While the new baseball stadiums of recent decades tend to be located in urban neighborhoods, the Atlanta Braves made an announcement that they are moving 15 miles outside of the city:
On Monday, team president John Schuerholz and two other executives told reporters that the franchise will build a new stadium in Cobb County, roughly 15 miles away from Turner Field, and begin playing there in 2017, after their current lease expires, with construction to start in mid-2014.
That’s a shock, in that the Braves have only been playing in Turner Field — which was built for the 1996 Summer Olympics — since 1997. Such a move will make it the first of the 24 major league ballparks to open since 1989 to be replaced, and buck the trend of teams returning to urban centers. The proposed park is in the suburbs and closer to the geographic center of the team’s ticket-buying fan base, a much higher percentage of which happens to be white. US Census figures from 2010 put Fulton County at 44.5 percent white and 44.1 percent black, while Cobb County is 62.2 percent white and 25.0 percent black…
So instead of sinking $350 million into fixes to modernize Turner, the Braves are spending $200 million for a new park, with much of that cost likely to be covered by the development of the surrounding area and the sale of naming rights. Notably, Turner is one of just eight venues that doesn’t have such a deal in place. According to a New York Times piece from July, the Atlanta Hawks get $12 million a year for the naming rights to their venue, currently known as Philips Arena. The largest baseball deal is that of the Mets for Citi Field ($21 million per year), though the dropoff from that figure to the second-largest, Houston’s Minute Maid Park ($7.4 million), is steep.
The new venue is at the intersection of Interstates 75 and 285, said to be a major traffic snarl, “the place so congested we Cobb Countians know to avoid if at all possible,” as the Journal-Constitution‘s Mark Bradley described it. The county has resisted the expansion of the Metropolitan Atlanta Rapid Transit Authority (MARTA) into its domain since its inception in 1971, so it’s not served by light rail, and while the team claims “significantly increased access to the site” via Home of the Braves, it offers no specifics on the matter.
While this goes against ballpark trends, it also fits some other trends:
1. Suburban expansion in Sunbelt cities. Many of the new ballparks have been built in Northern cities, Rustbelt places where downtown development is needed. Think Camden Yards in Baltimore or Jacobs Field in Cleveland or PNC Park in Pittsburgh. In other words, Sunbelt cities have different settlement patterns including beltway highways around the city and not that dense of an urban core to begin. Turner Field wasn’t exactly in an urban neighborhood and other reports suggested it would have been quite difficult to expand parking and nearby amenities.
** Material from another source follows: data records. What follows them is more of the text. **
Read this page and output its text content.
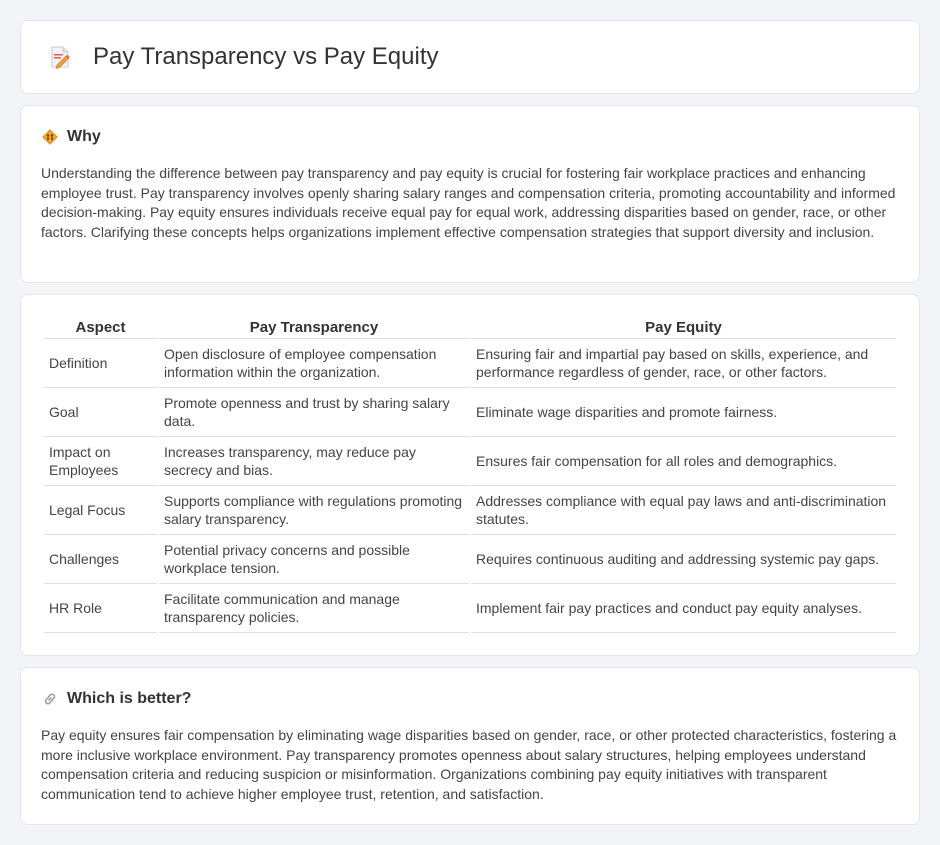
Pay Transparency vs Pay Equity
Why

Understanding the difference between pay transparency and pay equity is crucial for fostering fair workplace practices and enhancing employee trust. Pay transparency involves openly sharing salary ranges and compensation criteria, promoting accountability and informed decision-making. Pay equity ensures individuals receive equal pay for equal work, addressing disparities based on gender, race, or other factors. Clarifying these concepts helps organizations implement effective compensation strategies that support diversity and inclusion.

Aspect	Pay Transparency	Pay Equity
Definition	Open disclosure of employee compensation information within the organization.	Ensuring fair and impartial pay based on skills, experience, and performance regardless of gender, race, or other factors.
Goal	Promote openness and trust by sharing salary data.	Eliminate wage disparities and promote fairness.
Impact on Employees	Increases transparency, may reduce pay secrecy and bias.	Ensures fair compensation for all roles and demographics.
Legal Focus	Supports compliance with regulations promoting salary transparency.	Addresses compliance with equal pay laws and anti-discrimination statutes.
Challenges	Potential privacy concerns and possible workplace tension.	Requires continuous auditing and addressing systemic pay gaps.
HR Role	Facilitate communication and manage transparency policies.	Implement fair pay practices and conduct pay equity analyses.
Which is better?

Pay equity ensures fair compensation by eliminating wage disparities based on gender, race, or other protected characteristics, fostering a more inclusive workplace environment. Pay transparency promotes openness about salary structures, helping employees understand compensation criteria and reducing suspicion or misinformation. Organizations combining pay equity initiatives with transparent communication tend to achieve higher employee trust, retention, and satisfaction.
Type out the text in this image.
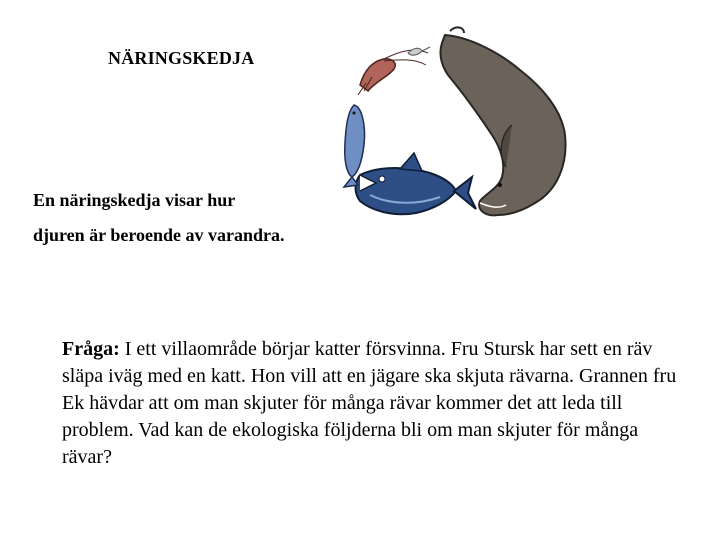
NÄRINGSKEDJA

En näringskedja visar hur

djuren är beroende av varandra.

Fråga: I ett villaområde börjar katter försvinna. Fru Stursk har sett en räv släpa iväg med en katt. Hon vill att en jägare ska skjuta rävarna. Grannen fru Ek hävdar att om man skjuter för många rävar kommer det att leda till problem. Vad kan de ekologiska följderna bli om man skjuter för många rävar?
2. Matching ballparks with nearby development projects that can also bring in money. A baseball team can be profitable but developing nearby real estate can be even more profitable. For example, look at the deals suburbs tried to make with the Cubs earlier this year: you can have land and access to transportation and we would be more than happy to develop land around your ballpark. And the Cubs are trying to do this with Wrigley Field as well by developing nearby properties into a hotel to increase their revenue streams.
3. It sounds like Cobb County is giving the Braves a good deal by financing some of the project. This is a longer trend: companies, sports or otherwise, moving to where they can get a good tax deal. This has happened with urban ballparks – cities have financed parts of those stadiums because they can’t afford to let the team out of the city. In this particular case, it sounds like the Braves thought they got a better suburban deal whereas other cities have pushed harder to keep teams with incentives.
I suspect this is a more isolated case of ballpark construction in the suburbs.